Victoria Beach police Chief Stewart MacPherson said the wolves attacked with such force they toppled the doghouse and broke its chain tether.

"They really went after that dog," he said, adding the wolves were each different in colour. One was grey, one black and the other white.

A second German shepherd was rescued when the dog's owner intervened and chased away the wolves. The attack happened on David Road.

"The gentleman came running outside in his PJs," MacPherson said. "The wolves took off. They're afraid of us."

Barry Verbiwski, the province's head of fur-bearer and human wildlife conflict management, said officials are now trying to get a better estimate on the number of wolves that have moved into the area between Beaconia and Victoria Beach this past summer.

Besides the recent attack, dogs being kept outside have been killed at nearby Hillside Beach, Pelican Bay and a third at a residence across from Victoria Bay Estates.

MacPherson said wolf traps were being set up Monday near one of the locations where a dog was killed.

Verbiwski said it appears the predators are trying to establish their dominance. That brings them into contact with dogs which, if not kennelled, chase the wolves. Wolves also stalk dogs that can't defend themselves. There has been the odd wolf in the past, but not to the extent now where the animals are establishing territories. Their howling at night is also becoming more frequent.

He said the number of wolves in the area appears to be scattered with the odd animal as far south as the Clandeboye near Selkirk and north to Elk Island. A pack of four wolves, described as all grey in colour, was spotted Saturday moving through Grand Beach Provincial Park, and in the past month there have been several sightings of single animals.

Verbiwski said all pet owners should keep their dogs and cats indoors and not keep pet food outside.

"The wolves are out and about and doing their thing," MacPherson said. "For a wolf, a pet is just a snack."

Verbiwski also said anyone walking or biking in the area should take precautions.

Wolves generally stay away from humans, but there has been the odd instance elsewhere where wolves have tracked and attacked people. In 2010, at least two wolves chased down and killed a teacher who was jogging on a road in rural Alaska.

"Definitely, do not walk alone," Verbiwski said. "Carry a stout walking stick and even bear spray.

"If a wolf approaches you, definitely don't run. You're more likely to initiate an attack or chase. If a wolf does attack you, fight back aggressively. Use anything like keys or a pen. You are fighting for your life."

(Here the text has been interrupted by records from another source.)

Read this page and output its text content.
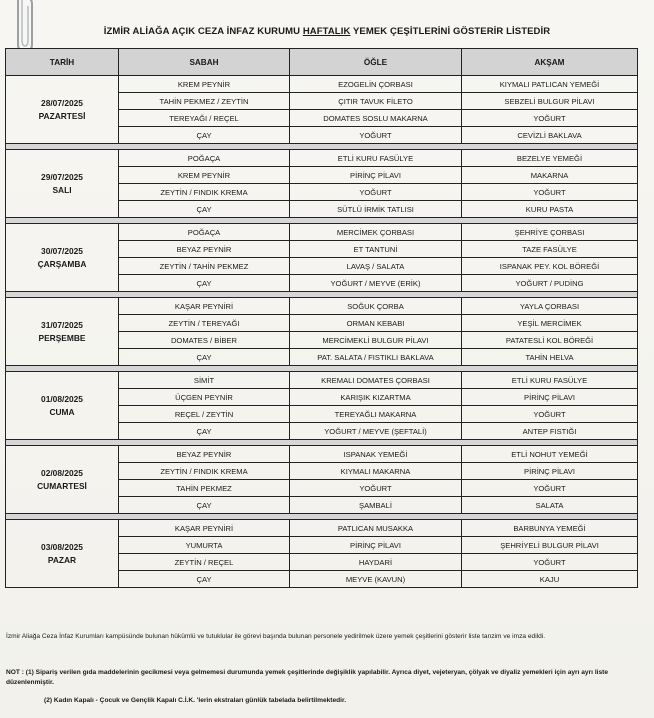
İZMİR ALİAĞA AÇIK CEZA İNFAZ KURUMU HAFTALIK YEMEK ÇEŞİTLERİNİ GÖSTERİR LİSTEDİR
TARİH	SABAH	ÖĞLE	AKŞAM

28/07/2025
PAZARTESİ	KREM PEYNİR	EZOGELİN ÇORBASI	KIYMALI PATLICAN YEMEĞİ
	TAHİN PEKMEZ / ZEYTİN	ÇITIR TAVUK FİLETO	SEBZELİ BULGUR PİLAVI
	TEREYAĞI / REÇEL	DOMATES SOSLU MAKARNA	YOĞURT
	ÇAY	YOĞURT	CEVİZLİ BAKLAVA

29/07/2025
SALI	POĞAÇA	ETLİ KURU FASÜLYE	BEZELYE YEMEĞİ
	KREM PEYNİR	PİRİNÇ PİLAVI	MAKARNA
	ZEYTİN / FINDIK KREMA	YOĞURT	YOĞURT
	ÇAY	SÜTLÜ İRMİK TATLISI	KURU PASTA

30/07/2025
ÇARŞAMBA	POĞAÇA	MERCİMEK ÇORBASI	ŞEHRİYE ÇORBASI
	BEYAZ PEYNİR	ET TANTUNİ	TAZE FASÜLYE
	ZEYTİN / TAHİN PEKMEZ	LAVAŞ / SALATA	ISPANAK PEY. KOL BÖREĞİ
	ÇAY	YOĞURT / MEYVE (ERİK)	YOĞURT / PUDİNG

31/07/2025
PERŞEMBE	KAŞAR PEYNİRİ	SOĞUK ÇORBA	YAYLA ÇORBASI
	ZEYTİN / TEREYAĞI	ORMAN KEBABI	YEŞİL MERCİMEK
	DOMATES / BİBER	MERCİMEKLİ BULGUR PİLAVI	PATATESLİ KOL BÖREĞİ
	ÇAY	PAT. SALATA / FISTIKLI BAKLAVA	TAHİN HELVA

01/08/2025
CUMA	SİMİT	KREMALI DOMATES ÇORBASI	ETLİ KURU FASÜLYE
	ÜÇGEN PEYNİR	KARIŞIK KIZARTMA	PİRİNÇ PİLAVI
	REÇEL / ZEYTİN	TEREYAĞLI MAKARNA	YOĞURT
	ÇAY	YOĞURT / MEYVE (ŞEFTALİ)	ANTEP FISTIĞI

02/08/2025
CUMARTESİ	BEYAZ PEYNİR	ISPANAK YEMEĞİ	ETLİ NOHUT YEMEĞİ
	ZEYTİN / FINDIK KREMA	KIYMALI MAKARNA	PİRİNÇ PİLAVI
	TAHİN PEKMEZ	YOĞURT	YOĞURT
	ÇAY	ŞAMBALİ	SALATA

03/08/2025
PAZAR	KAŞAR PEYNİRİ	PATLICAN MUSAKKA	BARBUNYA YEMEĞİ
	YUMURTA	PİRİNÇ PİLAVI	ŞEHRİYELİ BULGUR PİLAVI
	ZEYTİN / REÇEL	HAYDARİ	YOĞURT
	ÇAY	MEYVE (KAVUN)	KAJU
İzmir Aliağa Ceza İnfaz Kurumları kampüsünde bulunan hükümlü ve tutuklular ile görevi başında bulunan personele yedirilmek üzere yemek çeşitlerini gösterir liste tanzim ve imza edildi.
NOT : (1) Sipariş verilen gıda maddelerinin gecikmesi veya gelmemesi durumunda yemek çeşitlerinde değişiklik yapılabilir. Ayrıca diyet, vejeteryan, çölyak ve diyaliz yemekleri için ayrı ayrı liste düzenlenmiştir.
(2) Kadın Kapalı - Çocuk ve Gençlik Kapalı C.İ.K. 'lerin ekstraları günlük tabelada belirtilmektedir.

Word of the wolf attacks has spread quickly in the area, aided in part by social media.

"A lot of people are not walking alone a night," one woman said at Saffies General Store at Albert Beach. "We have a large dog, and we're keeping it inside."

Verbiwski and MacPherson said what's attracted the wolves to the east beaches is an abundance of white-tailed deer, which have increased in number in the past few years. Backyard feeding of deer by people is to blame for their increase.